本当は、たった1日食べないことは、そんなに大したことではないのかもしれないのに、ものすごく拒絶感を感じて反論した私。1日たりと料理しない日がなく、料理のことばかり考えてきた人生を思うと、泣きたくなるくらい腹が立って、人生を否定された気分。食べない 日を考えただけで気が滅入るし、不愉快な気持ちになる。

「え?ちょっとアドバイスしただけなのに、なんでそんなに怒るの?別に強制してるわけじゃなく、やってみたら?って言っただけなのに」と返答。

「それはあなたの習慣でしょ?あなたがやれば?私はやりたくないし、やるつもりもないし!」


私は、自分が受けて傷ついてきたのと同じような反応をしたのかもしれない。

あとから冷静になると、1日の断食って、別に私のやっていることを何も否定されたわけじゃないのに、どうしてこんなにも拒絶感があるのだろう、と悩みました。

私は、相手が断食をすることに対して、何も思わないし、反対もしないけれど、この気持ちだったんだ、と感じました。

ただ、私は相手にヴィーガンを押しつけたり勧めたりしていないだけ。

でもきっと感じた気持ちは同じ。

自分の人生を否定されたような錯覚。


私的には、相手が受け入れない、は別に今のところOK。

OK?たぶん。
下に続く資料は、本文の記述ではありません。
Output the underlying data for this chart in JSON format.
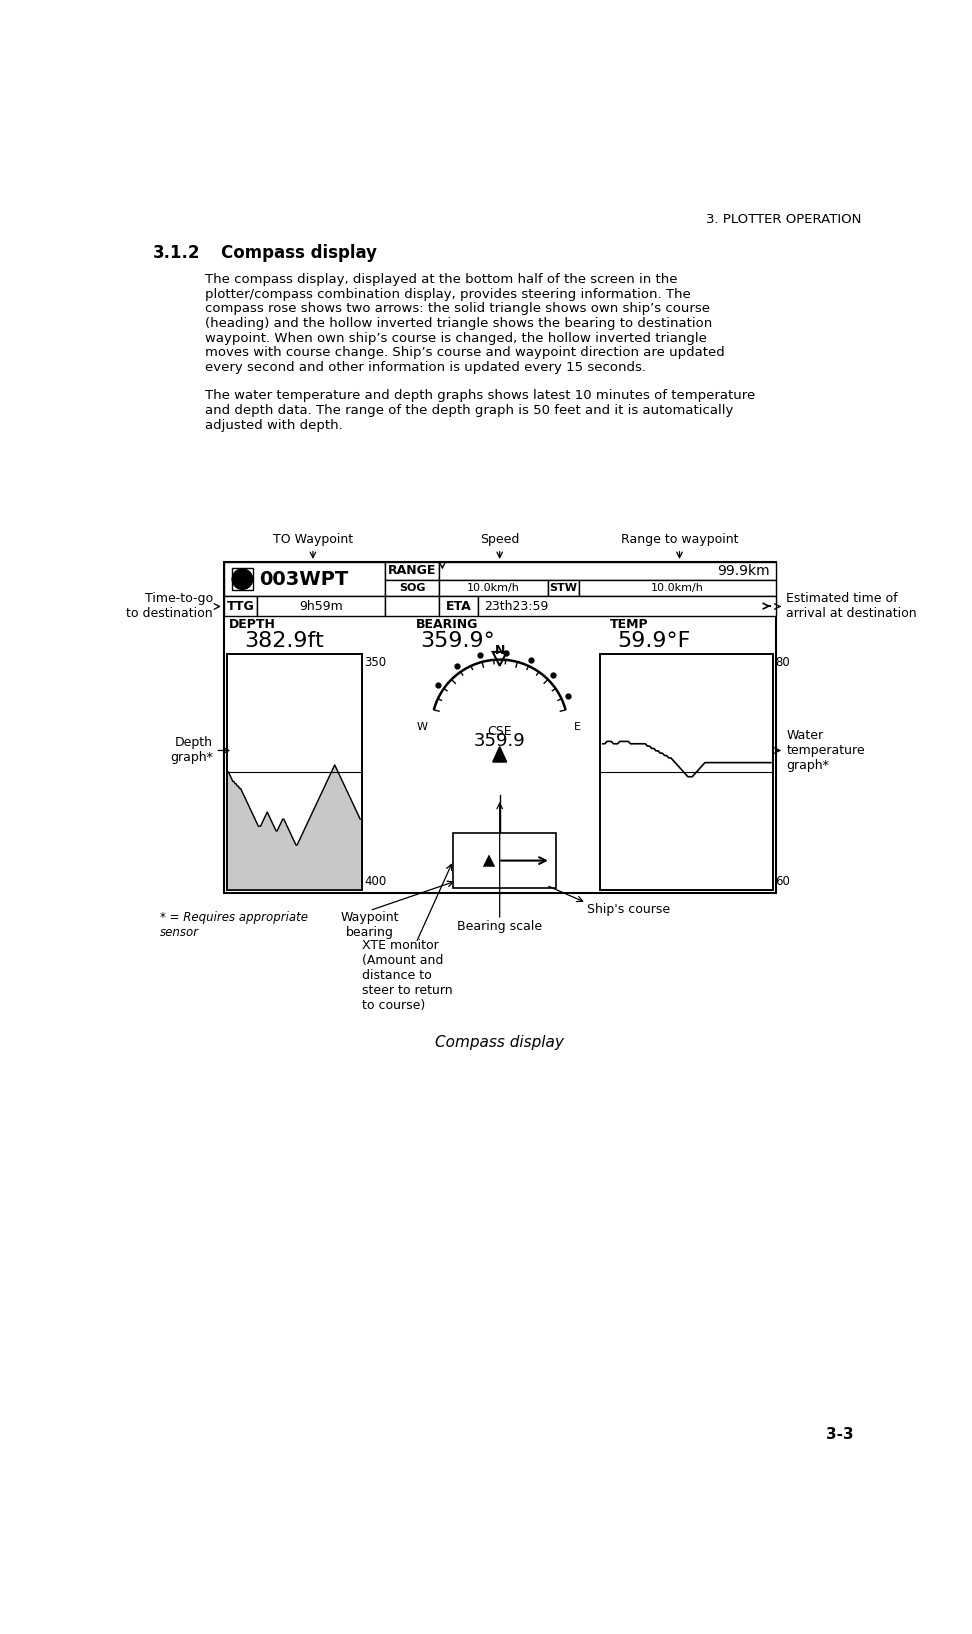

。。

なぜ、たぶんか?


ヴィーガンになってから、より様々な本を読んだり調べたりして勉強しています。栄養はもちろんなこと、根拠や、いろんな考え方があることを知るために。

そして知ったのは、動物愛護の気持ちの強い方にとっては、周りの人が肉を食べることすら嫌悪の気持ちを感じる、ということ。相手が菜食を受け入れない、ということは、相手が肉を食べるのを受け入れる、ということ。

苦しいだろうなぁ、と思うのです。

友人の中には、「自分はヴィーガンの人を受け入れるし、健康にも環境にもいいと思うよ、でも人に強制するのはダメだよね」、という人も多い。すごく多い。
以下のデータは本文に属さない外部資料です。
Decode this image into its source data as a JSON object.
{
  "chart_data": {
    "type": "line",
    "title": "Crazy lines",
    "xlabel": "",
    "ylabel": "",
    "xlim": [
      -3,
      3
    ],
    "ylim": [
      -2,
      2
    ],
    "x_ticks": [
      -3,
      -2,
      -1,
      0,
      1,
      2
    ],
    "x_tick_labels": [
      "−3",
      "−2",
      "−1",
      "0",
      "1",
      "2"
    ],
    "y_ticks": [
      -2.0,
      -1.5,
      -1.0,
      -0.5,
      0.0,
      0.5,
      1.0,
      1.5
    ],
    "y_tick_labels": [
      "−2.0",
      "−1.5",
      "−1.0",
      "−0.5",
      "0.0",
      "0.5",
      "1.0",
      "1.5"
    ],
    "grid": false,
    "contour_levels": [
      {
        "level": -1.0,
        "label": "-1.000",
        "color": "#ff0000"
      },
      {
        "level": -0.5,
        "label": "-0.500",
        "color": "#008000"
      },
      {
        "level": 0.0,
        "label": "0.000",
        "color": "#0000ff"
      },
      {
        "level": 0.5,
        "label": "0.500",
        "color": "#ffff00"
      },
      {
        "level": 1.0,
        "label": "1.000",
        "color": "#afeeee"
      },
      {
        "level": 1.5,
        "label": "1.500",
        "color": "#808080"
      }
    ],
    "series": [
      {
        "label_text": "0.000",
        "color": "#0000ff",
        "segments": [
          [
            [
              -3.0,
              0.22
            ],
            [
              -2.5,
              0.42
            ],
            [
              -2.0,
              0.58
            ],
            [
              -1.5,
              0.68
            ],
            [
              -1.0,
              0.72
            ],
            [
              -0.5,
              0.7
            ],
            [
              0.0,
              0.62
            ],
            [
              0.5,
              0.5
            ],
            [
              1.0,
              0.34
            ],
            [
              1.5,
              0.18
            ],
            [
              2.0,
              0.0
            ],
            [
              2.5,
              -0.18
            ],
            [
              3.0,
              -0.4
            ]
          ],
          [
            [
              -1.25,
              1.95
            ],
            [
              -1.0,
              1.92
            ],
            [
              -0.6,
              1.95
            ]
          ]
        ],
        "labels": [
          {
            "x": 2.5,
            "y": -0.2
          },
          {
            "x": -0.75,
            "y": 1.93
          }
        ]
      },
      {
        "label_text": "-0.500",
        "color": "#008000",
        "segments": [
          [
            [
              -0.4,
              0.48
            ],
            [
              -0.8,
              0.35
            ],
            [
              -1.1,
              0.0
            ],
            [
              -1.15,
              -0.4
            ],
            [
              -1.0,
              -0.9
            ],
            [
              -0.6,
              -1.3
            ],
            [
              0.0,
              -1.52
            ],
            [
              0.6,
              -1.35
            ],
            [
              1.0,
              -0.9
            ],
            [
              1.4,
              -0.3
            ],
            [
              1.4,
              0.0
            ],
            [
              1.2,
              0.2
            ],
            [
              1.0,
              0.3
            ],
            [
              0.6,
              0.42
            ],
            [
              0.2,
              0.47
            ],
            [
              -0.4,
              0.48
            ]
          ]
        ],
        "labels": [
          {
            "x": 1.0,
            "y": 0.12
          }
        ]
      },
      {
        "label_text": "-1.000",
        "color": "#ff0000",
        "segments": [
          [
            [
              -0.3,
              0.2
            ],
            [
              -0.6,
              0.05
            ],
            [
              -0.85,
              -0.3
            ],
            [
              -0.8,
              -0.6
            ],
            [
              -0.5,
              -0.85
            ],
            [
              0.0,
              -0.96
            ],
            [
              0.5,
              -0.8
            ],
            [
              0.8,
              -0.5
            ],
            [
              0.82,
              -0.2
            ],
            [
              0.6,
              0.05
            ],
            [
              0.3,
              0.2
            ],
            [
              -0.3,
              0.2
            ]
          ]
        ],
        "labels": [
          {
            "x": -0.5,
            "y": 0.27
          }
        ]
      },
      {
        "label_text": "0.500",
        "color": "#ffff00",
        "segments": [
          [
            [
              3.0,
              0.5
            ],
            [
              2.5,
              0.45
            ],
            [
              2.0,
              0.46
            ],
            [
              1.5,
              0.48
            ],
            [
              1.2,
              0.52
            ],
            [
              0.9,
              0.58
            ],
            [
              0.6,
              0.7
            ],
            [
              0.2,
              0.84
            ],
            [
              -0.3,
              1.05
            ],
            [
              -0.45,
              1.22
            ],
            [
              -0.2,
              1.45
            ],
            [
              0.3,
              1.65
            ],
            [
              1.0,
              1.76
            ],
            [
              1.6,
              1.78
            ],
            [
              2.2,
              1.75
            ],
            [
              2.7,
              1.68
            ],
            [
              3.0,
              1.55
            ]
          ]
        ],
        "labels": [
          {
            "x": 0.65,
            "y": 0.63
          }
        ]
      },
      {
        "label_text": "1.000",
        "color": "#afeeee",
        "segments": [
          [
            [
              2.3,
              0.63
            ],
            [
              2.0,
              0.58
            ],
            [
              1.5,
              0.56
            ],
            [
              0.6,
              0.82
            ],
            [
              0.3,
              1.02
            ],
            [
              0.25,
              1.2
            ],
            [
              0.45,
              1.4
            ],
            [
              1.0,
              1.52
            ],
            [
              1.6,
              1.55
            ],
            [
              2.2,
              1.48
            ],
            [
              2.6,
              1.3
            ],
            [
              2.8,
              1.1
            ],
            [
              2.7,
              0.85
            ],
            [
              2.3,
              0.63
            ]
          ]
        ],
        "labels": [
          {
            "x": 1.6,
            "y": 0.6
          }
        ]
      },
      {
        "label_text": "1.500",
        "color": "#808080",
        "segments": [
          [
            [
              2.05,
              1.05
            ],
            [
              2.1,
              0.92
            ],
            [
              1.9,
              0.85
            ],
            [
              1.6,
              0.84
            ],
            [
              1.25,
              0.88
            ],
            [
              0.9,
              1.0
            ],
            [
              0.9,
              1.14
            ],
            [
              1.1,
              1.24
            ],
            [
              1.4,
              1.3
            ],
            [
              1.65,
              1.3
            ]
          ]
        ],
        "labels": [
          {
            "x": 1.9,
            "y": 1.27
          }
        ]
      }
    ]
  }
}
「そうだよね、私は誰にも強制しないよ」、と答える私。


強制しない?

私は、誰にも、ビーガンになれば?とは言わないけれど、でも、心の中では、動物性食品を摂取しないほうが体に良いよ、と思っているのは事実。

インスタント食品を食べない方がいいよ、とか、添加物たっぷりのお菓子は買わないほうがいいよ、とか、心の中で。
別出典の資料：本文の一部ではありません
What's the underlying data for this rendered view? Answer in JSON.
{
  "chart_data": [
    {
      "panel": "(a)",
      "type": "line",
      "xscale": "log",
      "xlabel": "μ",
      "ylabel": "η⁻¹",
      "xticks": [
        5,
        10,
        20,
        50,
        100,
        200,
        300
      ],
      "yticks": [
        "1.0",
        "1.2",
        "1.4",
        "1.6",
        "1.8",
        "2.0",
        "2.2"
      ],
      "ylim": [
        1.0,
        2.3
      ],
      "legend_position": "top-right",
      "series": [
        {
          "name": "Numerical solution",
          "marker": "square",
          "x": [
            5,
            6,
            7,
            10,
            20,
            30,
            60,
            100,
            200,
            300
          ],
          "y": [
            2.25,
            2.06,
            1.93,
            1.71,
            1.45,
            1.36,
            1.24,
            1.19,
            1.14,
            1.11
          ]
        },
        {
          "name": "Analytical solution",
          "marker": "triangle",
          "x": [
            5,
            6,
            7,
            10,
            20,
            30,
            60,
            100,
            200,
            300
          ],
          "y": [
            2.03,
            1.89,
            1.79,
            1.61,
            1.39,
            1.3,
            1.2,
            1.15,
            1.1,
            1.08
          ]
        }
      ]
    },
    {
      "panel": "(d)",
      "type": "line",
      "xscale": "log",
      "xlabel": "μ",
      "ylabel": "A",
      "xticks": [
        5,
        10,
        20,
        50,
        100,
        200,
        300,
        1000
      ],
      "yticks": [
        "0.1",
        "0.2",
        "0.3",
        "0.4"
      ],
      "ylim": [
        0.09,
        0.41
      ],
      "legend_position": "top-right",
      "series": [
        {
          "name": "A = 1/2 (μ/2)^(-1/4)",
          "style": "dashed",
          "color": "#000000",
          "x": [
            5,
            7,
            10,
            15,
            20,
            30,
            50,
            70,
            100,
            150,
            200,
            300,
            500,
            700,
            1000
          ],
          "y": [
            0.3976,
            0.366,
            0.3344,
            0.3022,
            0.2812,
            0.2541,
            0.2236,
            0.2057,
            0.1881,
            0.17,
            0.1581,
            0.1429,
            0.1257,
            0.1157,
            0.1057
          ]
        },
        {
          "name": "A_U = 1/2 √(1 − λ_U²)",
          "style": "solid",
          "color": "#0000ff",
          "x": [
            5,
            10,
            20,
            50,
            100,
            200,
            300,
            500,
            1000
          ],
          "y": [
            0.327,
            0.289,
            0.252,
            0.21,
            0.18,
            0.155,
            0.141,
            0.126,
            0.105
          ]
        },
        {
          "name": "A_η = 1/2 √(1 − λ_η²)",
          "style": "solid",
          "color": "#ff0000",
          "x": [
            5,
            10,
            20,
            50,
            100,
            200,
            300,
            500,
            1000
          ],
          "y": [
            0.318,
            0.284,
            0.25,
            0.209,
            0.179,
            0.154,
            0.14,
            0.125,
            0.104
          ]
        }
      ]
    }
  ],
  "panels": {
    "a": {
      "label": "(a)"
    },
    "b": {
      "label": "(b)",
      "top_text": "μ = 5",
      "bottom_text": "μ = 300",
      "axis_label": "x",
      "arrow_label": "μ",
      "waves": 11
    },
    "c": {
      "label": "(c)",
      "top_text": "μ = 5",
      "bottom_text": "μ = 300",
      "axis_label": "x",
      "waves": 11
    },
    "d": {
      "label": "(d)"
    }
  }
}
口には出さないように努力しているけれど、果たして「私はインスタント食品は食べないの」と相手にいうことは、相手を攻撃していると受け取られないかどうか。。。


人の価値観は様々。人の受け取り方も様々。

勉強すればするほど、いろんな事実を知れば知るほど、人の意識、価値観、生きてきた人生、衣食住、言動、影響力、強制力、いろんなことを考えさせられる日々です。


何かせめて心の葛藤を和らげる道がないのかと、今は手探りしながら進んでいるところ。

相手を否定せず、自分が傷つかない道を。